Home Special report – Pensions: an inevitable paradigm shift

GEAB 142

The monthly bulletin of LEAP (European Laboratory of Political Anticipation) - 15 Feb 2020

Special report – Pensions: an inevitable paradigm shift

For the last ten years we have been told that, while the world economy took a hit during the Global Financial Crisis (GFC) of 2008/9, it is now recovering well. Mario Draghi did his magic, the Fed saved the day and American securities, in particular, are now going from strength to strength. Climbing well above their 2007 highs, the New York Dow and S&P500 have shored up any investment fund deficits and secured the capitalist promises of comfort and security for the retiring baby boomer generation. However, while that may be true for many wealthier investors in the USA, it is not the whole story. Many who were once considered the middle classes of Europe and across the democratic west are now facing a new decade of uncertainty as negative bond yields have hollowed out the foundations beneath many national, corporate and private pension provisions.

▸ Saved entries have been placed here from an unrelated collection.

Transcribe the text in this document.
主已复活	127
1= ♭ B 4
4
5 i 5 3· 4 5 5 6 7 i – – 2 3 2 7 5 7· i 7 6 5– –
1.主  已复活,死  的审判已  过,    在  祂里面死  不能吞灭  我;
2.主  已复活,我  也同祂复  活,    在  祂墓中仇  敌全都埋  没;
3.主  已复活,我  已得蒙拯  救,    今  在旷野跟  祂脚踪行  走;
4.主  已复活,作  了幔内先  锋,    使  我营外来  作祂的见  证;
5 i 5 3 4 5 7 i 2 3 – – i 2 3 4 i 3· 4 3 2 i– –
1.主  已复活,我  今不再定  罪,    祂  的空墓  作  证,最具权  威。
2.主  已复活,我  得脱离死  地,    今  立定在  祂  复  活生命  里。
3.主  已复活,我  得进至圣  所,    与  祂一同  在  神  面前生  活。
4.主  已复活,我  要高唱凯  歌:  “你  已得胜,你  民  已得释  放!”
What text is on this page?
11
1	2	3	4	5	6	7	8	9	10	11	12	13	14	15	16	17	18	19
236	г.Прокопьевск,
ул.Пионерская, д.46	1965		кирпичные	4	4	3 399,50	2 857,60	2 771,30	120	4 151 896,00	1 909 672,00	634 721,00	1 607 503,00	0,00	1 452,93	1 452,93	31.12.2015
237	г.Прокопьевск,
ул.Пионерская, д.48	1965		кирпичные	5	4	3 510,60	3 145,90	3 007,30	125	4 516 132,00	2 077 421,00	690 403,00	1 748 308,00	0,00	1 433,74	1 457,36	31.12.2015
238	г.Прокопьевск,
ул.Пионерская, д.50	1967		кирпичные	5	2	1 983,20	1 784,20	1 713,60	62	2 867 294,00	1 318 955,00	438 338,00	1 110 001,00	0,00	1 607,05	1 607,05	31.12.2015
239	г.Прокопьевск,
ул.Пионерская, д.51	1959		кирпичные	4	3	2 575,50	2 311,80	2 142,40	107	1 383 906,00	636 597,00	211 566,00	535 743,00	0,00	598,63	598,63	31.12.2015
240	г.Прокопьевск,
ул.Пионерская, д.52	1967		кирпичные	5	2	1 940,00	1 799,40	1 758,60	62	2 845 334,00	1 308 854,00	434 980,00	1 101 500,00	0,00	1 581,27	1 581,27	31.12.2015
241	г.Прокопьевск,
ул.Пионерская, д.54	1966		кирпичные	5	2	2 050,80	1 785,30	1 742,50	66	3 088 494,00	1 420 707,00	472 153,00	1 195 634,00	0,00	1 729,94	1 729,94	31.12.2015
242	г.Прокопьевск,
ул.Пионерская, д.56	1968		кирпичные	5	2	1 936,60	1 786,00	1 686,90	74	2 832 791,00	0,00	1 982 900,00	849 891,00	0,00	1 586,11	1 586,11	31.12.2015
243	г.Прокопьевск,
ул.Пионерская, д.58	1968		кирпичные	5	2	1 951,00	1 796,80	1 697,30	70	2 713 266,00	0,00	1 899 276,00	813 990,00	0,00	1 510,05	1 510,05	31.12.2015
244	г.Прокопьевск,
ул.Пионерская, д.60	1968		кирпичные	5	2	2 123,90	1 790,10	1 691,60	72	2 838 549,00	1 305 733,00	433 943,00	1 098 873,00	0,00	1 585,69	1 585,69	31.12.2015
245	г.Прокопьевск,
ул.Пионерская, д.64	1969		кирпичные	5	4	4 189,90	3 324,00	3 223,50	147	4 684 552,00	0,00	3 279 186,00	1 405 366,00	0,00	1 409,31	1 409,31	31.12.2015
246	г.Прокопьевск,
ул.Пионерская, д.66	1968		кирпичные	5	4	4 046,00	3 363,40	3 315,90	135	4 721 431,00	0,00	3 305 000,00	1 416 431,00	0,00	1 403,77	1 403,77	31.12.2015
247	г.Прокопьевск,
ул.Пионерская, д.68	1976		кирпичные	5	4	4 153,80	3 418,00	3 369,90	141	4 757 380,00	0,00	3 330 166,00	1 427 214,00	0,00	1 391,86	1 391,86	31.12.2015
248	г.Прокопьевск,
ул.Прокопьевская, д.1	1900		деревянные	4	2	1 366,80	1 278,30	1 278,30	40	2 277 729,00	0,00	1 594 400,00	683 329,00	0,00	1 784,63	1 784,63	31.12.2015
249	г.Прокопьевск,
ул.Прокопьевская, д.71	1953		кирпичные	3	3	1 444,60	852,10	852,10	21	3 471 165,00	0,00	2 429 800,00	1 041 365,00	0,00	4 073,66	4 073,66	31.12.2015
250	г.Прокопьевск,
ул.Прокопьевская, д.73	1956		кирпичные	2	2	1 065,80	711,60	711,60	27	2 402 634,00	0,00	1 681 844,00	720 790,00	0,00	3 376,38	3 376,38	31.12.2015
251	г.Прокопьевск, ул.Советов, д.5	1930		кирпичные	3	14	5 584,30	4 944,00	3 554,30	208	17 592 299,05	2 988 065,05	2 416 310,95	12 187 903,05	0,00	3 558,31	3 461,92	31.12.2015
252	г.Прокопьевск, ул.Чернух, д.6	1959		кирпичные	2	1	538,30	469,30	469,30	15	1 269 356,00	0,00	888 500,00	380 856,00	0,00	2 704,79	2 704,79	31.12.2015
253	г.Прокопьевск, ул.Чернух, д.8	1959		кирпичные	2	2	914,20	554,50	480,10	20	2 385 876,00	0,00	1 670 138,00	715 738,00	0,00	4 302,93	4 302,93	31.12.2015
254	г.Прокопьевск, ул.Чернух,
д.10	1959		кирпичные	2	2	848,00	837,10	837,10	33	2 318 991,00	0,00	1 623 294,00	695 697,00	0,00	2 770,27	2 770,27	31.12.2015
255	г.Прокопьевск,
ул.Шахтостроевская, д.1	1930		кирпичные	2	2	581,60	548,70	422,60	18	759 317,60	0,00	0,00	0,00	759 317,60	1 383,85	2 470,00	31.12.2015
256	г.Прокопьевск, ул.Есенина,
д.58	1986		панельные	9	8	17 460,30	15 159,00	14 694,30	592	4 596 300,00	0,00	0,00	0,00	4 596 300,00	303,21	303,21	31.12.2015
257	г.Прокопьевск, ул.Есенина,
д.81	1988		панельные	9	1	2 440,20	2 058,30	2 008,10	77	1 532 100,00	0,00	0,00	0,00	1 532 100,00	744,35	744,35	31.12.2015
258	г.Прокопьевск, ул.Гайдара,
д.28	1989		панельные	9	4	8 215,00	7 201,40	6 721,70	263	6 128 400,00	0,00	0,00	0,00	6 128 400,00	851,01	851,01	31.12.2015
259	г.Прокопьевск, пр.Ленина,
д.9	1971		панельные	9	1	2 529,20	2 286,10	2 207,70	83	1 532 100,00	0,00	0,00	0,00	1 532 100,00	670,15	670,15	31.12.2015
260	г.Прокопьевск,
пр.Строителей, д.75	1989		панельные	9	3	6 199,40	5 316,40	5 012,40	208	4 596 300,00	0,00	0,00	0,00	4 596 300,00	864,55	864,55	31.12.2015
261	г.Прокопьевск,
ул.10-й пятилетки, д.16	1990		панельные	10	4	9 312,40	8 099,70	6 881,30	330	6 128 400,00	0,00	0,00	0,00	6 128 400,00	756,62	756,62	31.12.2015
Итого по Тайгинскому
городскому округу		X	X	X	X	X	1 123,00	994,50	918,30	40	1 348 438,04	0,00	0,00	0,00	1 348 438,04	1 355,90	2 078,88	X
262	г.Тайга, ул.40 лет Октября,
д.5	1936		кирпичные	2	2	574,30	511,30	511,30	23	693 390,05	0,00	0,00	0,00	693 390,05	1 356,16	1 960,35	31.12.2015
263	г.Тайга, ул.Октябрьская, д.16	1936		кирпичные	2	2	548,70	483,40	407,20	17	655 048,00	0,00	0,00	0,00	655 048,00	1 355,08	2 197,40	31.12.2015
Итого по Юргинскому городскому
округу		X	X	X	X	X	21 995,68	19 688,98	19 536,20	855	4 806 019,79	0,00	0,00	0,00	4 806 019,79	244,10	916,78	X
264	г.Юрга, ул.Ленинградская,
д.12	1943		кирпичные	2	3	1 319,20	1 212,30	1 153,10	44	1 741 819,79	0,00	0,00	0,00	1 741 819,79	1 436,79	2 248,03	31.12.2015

We must now ask if the recent search for yield and the growth in index funds achieved anything more than building a new house of cards? One that, in time, will undermine the very security that our pensions were intended to provide. If so, then can we see this as an opportunity to re-evaluate our expectations for old age – to innovate and bring in change?

Taking a step back, pausing to see the bigger picture, leads us to anticipate that the coming year will, in fact, be possibly seen as the last “hurrah” of the present retirement paradigm. Assaulted on all sides by declining investment income, fiscal deficits, populist revolts and waning immigration, western economies will be forced to revisit the whole concept of retirement. It is possible that we are on the verge of a much-needed transition towards a flexible, yet perhaps uncertain, future for our ageing populations.